Die Scuderia schloss die abgelaufene Saison nur als Sechster ab. Zwar werden die Autos im Grunde auch 2021 noch weiter verwendet werden, dennoch strebt man in Maranello zumindest wieder den dritten Platz an. "Wir müssen definitiv etwas besser machen als bisher."

Doch bei Ferrari weiß man auch, dass es 2022 mit einem völlig neuen Reglement eine neue Chance gibt. "2022 wird wichtiger als 2021", betont Binotto. "Und wenn man schon mit einem Rückstand in das Jahr 2022 startet, dann wird es in den folgenden Jahren nur schwieriger werden."

Daher liege im kommenden Jahr auch die "oberste Priorität" auf der Entwicklung für 2022. "Und wenn wir irgendwelche Arbeiten am Auto für 2021 machen, dann nur, weil die Situation schlechter als erwartet ist oder weil wir 2021 etwas lernen müssen, um 2022 besser zu sein", so Binotto.

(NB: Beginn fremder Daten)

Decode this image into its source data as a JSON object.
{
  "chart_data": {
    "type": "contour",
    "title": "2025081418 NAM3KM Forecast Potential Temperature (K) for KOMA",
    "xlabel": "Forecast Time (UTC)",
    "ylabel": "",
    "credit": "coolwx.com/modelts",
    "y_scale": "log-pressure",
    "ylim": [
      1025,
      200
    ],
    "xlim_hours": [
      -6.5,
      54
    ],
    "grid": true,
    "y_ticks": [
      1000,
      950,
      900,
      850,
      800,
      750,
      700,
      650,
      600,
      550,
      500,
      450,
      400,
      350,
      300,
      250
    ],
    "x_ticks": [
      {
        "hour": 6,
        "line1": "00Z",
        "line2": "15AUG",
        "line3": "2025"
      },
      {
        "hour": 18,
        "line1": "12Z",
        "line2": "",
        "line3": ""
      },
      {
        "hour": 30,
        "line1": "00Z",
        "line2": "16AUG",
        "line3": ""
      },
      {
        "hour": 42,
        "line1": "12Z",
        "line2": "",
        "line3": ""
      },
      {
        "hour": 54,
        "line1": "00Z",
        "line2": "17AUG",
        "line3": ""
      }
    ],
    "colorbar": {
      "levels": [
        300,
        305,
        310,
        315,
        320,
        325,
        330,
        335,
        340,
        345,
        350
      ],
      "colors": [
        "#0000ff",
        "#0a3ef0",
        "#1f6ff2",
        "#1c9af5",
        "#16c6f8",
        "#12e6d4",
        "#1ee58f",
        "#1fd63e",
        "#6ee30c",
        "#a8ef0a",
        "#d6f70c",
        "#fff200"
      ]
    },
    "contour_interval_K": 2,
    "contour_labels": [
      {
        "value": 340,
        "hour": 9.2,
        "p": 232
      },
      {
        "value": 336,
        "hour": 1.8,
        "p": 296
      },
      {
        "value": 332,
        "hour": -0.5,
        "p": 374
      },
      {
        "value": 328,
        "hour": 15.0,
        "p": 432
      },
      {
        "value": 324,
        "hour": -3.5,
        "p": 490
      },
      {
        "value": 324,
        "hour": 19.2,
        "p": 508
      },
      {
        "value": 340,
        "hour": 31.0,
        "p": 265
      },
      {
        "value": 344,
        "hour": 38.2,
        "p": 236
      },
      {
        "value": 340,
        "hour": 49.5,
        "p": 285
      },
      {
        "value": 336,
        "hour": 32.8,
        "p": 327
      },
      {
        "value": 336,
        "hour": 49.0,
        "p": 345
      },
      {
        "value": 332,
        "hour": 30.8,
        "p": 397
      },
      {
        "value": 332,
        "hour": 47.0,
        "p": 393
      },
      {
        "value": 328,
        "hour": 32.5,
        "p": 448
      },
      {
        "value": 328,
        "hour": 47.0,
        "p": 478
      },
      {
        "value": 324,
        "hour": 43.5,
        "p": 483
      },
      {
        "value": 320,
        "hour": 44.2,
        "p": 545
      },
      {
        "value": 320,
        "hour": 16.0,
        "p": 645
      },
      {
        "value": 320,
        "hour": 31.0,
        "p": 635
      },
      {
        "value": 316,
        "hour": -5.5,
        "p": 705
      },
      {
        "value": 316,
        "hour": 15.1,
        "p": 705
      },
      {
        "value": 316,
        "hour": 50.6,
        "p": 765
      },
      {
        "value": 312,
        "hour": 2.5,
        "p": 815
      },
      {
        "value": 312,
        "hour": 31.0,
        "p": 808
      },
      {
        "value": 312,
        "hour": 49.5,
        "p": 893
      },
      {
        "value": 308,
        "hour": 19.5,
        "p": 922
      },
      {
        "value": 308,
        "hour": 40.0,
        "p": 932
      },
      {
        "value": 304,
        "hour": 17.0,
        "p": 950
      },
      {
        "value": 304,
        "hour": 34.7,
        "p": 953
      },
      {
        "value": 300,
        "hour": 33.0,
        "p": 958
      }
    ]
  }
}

Die Hoffnungen der kommenden Saison liegen auf einem brandneuen Motor und einem Auto, das weniger Luftwiderstand produziert. "Wenn ich sehe, wie wir das Auto entwickeln, dann habe ich Hoffnungen, dass die Saison besser werden wird", so der Teamchef. "Aber man weiß es nie, bis man sich nicht auf der Strecke mit den anderen verglichen hat."

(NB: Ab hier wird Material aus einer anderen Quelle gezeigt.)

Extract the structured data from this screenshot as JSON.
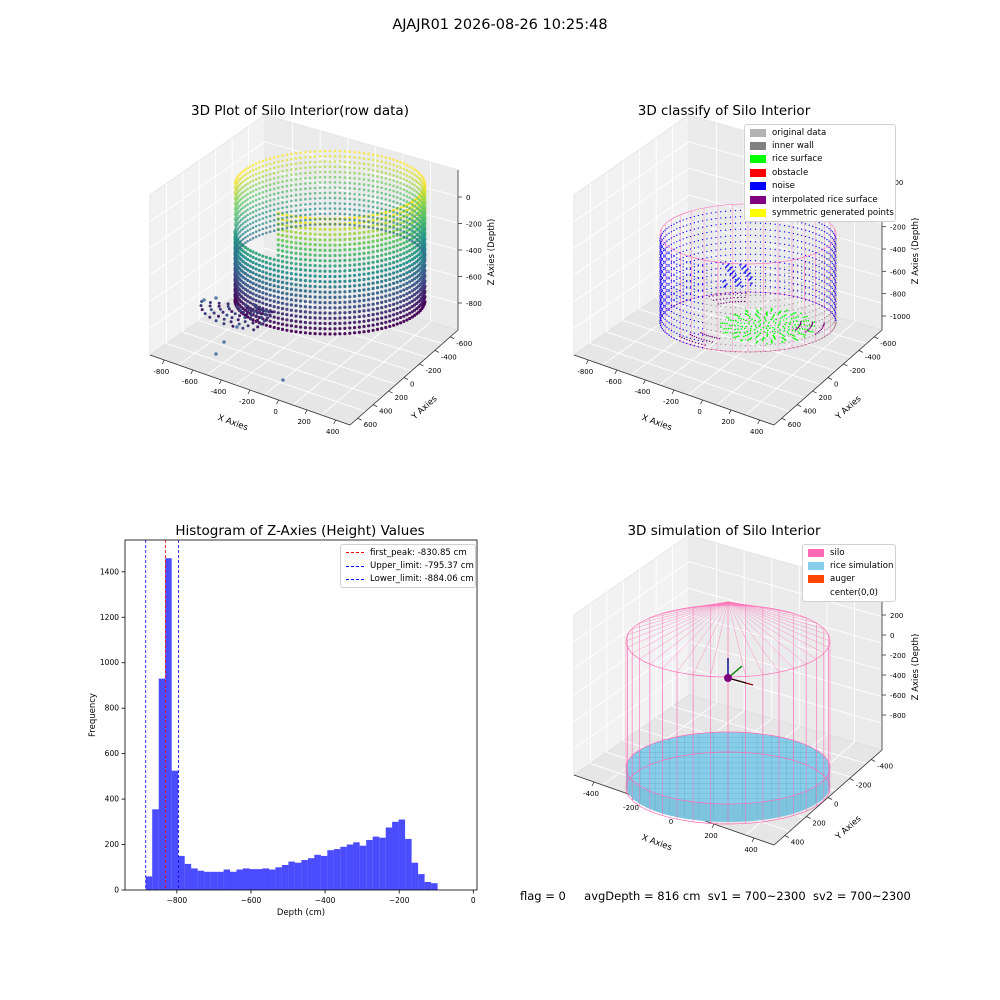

Binotto gibt sich dabei aber keinen Illusionen hin und weiß, dass nur harte Arbeit wieder nach oben führen wird: "Wir müssen uns erst bewusst machen, wo wir derzeit stehen. Den sechsten Platz müssen wir mit Demut akzeptieren, weil wir nicht einfach dadurch besser werden, dass wir Ferrari sind."

"Wir werden besser, weil jeder einzelne eine bessere Arbeit leistet als in der Vergangenheit", sagt er. "Und dafür brauchen wir volle Entschlossenheit und klare Ambitionen. Ich bin aber sicher, dass das Team das heute hat."